But it was al-Maliki’s troubles that seized the most attention.

A 'healthy political debate'
The Cabinet boycott of five ministers loyal to former Iraqi leader Ayad Allawi left the government, at least temporarily, without participants where were members of the Sunni political apparatus — a deep blow to the prime minister’s attempt to craft reconciliation among the country’s majority Shiites and minority Sunnis and Kurds.

The defense minister is from a Sunni background but has no political ties and was chosen by al-Maliki.

The Allawi bloc, a mixture of Sunnis and Shiites, cited al-Maliki’s failure to respond to its demands for political reform. The top Sunni political bloc already had pulled its six ministers from the 40-member Cabinet of al-Maliki, a Shiite, last week.

Iraqi President Jalal Talabani, who has been trying to broker the Sunni bloc’s return in a bid to hold the government together, met Monday with Crocker and a White House envoy.

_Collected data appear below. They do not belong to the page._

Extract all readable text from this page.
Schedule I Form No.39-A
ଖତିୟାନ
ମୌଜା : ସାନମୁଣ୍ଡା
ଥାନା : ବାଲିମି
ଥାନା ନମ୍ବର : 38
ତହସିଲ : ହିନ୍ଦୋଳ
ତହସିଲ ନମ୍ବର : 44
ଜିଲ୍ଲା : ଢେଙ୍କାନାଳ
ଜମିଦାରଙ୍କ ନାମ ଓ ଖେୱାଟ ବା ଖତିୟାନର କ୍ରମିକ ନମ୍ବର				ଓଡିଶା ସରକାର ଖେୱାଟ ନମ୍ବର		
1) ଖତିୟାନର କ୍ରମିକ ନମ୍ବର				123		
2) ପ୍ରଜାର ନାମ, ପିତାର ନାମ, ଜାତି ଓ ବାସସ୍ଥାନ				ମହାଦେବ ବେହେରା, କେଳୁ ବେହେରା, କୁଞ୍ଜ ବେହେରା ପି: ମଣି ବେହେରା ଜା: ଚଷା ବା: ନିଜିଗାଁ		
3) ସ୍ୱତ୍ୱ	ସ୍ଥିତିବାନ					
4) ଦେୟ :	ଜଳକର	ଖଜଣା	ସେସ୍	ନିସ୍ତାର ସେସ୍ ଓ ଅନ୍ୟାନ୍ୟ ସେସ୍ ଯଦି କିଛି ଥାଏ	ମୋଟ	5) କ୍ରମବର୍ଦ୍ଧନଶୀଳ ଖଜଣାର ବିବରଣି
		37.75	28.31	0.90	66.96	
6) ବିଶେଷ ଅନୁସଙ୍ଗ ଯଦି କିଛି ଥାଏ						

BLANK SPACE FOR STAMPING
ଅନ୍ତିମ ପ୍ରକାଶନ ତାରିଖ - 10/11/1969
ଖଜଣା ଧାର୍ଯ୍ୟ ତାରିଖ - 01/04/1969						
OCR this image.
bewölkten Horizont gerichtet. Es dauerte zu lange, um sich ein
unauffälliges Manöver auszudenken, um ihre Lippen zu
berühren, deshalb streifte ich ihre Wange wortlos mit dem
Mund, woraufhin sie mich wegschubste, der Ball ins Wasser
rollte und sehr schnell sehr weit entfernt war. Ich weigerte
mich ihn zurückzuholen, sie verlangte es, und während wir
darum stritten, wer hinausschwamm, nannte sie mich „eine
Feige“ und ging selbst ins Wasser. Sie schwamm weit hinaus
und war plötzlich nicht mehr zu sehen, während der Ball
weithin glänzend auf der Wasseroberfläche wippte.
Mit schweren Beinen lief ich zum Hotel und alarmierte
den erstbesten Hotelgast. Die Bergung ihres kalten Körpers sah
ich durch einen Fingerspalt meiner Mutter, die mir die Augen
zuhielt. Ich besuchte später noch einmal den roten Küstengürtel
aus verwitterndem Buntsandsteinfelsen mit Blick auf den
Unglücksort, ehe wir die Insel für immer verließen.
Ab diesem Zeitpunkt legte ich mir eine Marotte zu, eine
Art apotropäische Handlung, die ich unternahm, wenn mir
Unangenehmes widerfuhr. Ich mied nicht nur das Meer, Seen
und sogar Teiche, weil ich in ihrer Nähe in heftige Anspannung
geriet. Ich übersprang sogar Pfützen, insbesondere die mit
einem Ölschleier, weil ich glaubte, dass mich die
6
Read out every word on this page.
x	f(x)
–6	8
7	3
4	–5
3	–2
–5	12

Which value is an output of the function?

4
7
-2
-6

In Washington, State Department spokesman Sean McCormack said the United States was working well with the al-Maliki government, but he did not give the kind of enthusiastic endorsement that President Bush and his aides once did.

“There’s a very healthy political debate that is going on in Iraq, and that is good,” McCormack said. “It’s going to be for them (the Iraqi people) to make the judgments about whether or not that government is performing.”

Lawmaker Hussam al-Azawi, of the bloc loyal to Allawi, said the boycott began with Monday’s Cabinet meeting. The ministers intend to continue overseeing their ministries.

“We demanded broader political participation by all Iraqis to achieve real national reconciliation ... and an end to sectarian favoritism,” al-Azawi said.